Bogey received his CD title last month at fourteen months old. I plan to continue in Novice A and then in Novice B to gain experience for both of us. We have most of the Open exercises learned. Due to his age, we are only jumping 14” high, twice a week and limiting the number of jumps. He is a male and intact. My question: At what age (months) should I begin higher jumps?


----------



## Mighty Casey and Samson's Mom (Jul 16, 2008)

I have heard 18 months to 2 years for full height. I think it also depends on how "hard/often" you train. Obedience is also different from agility, where the jumps are more frequent.


----------



## DNL2448 (Feb 13, 2009)

I would wait until two. However, I have had two very active dogs who wound up with OCD due to over activity (not specifically jumping-they were just very active boys). 
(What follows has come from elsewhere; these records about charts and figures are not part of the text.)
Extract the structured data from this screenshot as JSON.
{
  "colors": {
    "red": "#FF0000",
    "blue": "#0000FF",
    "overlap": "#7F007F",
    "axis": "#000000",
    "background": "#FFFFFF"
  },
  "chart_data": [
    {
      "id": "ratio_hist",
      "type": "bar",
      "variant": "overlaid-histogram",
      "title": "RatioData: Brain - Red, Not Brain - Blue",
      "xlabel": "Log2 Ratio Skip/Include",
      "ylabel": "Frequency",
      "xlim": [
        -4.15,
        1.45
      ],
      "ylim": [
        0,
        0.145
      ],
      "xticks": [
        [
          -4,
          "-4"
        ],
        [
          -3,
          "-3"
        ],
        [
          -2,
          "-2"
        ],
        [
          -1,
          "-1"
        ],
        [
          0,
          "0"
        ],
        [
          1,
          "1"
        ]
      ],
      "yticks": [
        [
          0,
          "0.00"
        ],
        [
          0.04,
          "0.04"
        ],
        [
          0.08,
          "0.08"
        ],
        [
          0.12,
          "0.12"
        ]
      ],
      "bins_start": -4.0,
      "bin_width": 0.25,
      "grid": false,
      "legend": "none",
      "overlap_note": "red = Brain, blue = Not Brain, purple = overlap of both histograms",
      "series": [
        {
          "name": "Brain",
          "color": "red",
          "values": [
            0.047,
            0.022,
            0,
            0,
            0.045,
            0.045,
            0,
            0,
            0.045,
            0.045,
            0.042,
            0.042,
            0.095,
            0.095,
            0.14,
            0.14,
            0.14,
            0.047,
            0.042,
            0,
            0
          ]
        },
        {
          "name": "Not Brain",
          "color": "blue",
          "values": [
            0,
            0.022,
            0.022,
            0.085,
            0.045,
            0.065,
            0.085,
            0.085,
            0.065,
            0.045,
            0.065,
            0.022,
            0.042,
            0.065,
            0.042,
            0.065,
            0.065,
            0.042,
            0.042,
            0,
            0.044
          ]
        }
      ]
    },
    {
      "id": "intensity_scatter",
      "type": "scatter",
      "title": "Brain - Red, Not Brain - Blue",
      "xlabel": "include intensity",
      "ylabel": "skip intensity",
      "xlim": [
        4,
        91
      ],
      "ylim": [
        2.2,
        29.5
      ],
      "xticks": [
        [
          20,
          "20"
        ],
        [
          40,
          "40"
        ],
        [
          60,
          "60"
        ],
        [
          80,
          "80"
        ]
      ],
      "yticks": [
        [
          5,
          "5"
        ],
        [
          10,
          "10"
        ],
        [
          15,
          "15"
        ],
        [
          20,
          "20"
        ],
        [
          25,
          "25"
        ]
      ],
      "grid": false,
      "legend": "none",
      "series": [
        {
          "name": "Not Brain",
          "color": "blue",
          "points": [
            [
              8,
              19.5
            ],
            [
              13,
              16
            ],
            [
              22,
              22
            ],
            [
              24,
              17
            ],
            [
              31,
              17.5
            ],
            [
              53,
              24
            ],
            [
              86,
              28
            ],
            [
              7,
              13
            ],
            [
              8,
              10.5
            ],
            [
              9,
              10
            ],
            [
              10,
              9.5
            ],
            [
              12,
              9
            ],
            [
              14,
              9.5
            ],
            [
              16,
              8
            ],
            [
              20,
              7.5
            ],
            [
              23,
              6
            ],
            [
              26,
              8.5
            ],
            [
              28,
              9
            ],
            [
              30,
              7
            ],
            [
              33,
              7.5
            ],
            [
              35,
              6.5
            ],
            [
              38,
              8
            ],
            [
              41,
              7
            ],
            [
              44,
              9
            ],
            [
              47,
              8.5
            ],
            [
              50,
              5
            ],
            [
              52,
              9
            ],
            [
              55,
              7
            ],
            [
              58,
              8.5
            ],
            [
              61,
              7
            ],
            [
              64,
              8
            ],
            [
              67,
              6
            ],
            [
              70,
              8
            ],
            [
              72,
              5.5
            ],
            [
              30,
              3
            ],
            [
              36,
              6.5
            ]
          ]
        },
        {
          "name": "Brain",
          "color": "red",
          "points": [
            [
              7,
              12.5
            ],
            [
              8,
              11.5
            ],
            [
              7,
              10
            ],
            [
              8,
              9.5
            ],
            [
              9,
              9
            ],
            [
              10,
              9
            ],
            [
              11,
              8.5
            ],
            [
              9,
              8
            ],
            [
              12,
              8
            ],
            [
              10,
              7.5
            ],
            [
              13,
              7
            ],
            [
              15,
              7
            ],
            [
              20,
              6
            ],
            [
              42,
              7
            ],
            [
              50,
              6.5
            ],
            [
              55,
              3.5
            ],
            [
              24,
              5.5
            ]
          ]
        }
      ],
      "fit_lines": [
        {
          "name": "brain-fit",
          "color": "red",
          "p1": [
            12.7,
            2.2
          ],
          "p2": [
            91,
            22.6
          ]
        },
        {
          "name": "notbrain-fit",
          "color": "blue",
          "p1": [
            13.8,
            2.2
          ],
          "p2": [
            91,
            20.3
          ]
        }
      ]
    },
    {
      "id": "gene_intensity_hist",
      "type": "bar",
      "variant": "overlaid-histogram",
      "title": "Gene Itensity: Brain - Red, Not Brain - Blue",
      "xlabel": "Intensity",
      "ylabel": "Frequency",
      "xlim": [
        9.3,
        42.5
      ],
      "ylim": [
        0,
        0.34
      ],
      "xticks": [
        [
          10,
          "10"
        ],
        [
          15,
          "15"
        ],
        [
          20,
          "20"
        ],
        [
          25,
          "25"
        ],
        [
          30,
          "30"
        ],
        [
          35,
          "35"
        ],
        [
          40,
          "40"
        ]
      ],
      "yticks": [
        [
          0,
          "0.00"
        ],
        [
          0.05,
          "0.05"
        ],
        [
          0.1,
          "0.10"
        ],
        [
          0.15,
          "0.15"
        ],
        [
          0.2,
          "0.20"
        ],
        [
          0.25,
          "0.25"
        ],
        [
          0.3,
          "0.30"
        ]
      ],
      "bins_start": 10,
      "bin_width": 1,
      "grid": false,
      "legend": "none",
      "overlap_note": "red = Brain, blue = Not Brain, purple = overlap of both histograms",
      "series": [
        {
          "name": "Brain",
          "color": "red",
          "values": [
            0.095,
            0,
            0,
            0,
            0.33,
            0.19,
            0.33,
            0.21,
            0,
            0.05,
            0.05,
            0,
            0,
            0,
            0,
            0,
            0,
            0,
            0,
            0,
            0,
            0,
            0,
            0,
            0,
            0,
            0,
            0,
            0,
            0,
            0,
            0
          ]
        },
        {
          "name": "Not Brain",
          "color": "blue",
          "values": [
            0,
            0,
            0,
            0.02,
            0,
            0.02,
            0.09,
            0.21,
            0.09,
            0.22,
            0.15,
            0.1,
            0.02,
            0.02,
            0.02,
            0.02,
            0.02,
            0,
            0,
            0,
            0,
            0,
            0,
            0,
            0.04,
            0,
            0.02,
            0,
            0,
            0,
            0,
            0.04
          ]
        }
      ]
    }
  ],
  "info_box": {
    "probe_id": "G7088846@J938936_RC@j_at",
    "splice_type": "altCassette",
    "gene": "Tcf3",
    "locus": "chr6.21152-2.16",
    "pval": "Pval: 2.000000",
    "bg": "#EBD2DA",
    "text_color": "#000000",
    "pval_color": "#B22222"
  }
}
I don't do any serious jumping (over 4-6") or allow my dogs to jump out of a vehicle until their bones have matured, usually by 2 years of age. I still don't allow them to jump out of the vehicle without a little support, OCD has been very painful for my dogs, and painful (seeing my babies hurt) and expensive for me.


----------



## DNL2448 (Feb 13, 2009)

Oh, by the way, congratulations on your CD, I, too love Open! Enjoy, and take it easy. Utility is even better!


----------



## Bender (Dec 30, 2008)

I would wait as well, but you can certainly proof everything in open and utility while over the next while. Or consider rally as the next 'game' to work in too.

It's not that long to wait to raise the jumps, and then you'll have years to play with him... congrats on the CD!

Lana


----------



## Loisiana (Jul 29, 2009)

My struggle has been trying to keep my puppy from leaping in the air. He loves to leap up as high as he can and slam down on the ground. He usually adds a twist in mid-air, turning it into a flip finish(I suppose he's trying to live up to his name...). Not something I taught him and certainly not something I'm encouraging, but he keeps doing it. Sometimes if he's gotten really high I'll catch him in the air just so he doesn't slam the ground, but I don't want me catching him to make him want to do it more often. I guess it's in his blood...his grandmother was known for jumping the six foot kennel runs and his father moved like he had springs attached to his feet.


----------



## AmberSunrise (Apr 1, 2009)

Congratulations on earning your CD 

I too wait until my dogs are older before jumping them over 8-12 inches. Usually when they are nearing 2 years I'll start occassionally jumping full height but you know, when working obedience I almost never jump full height in practise (I do in agility though since they are moving naturally). When the jumps heights were 30", I would practise at 20" until the week before a show and now do the same. The height is not the important thing for most dogs, but going through the stanchions is what needs to be understood.

Protect those joints now and you'll hopefully have 10 years or more of jumping to look forward to


----------



## rappwizard (May 27, 2009)

I also appreciate these insights; my inclination with my own golden was to wait until 2 with the jumps--both in agility and obedience.


----------



## IndyDan (May 19, 2009)

Thanks for all the insights ...

Dan


----------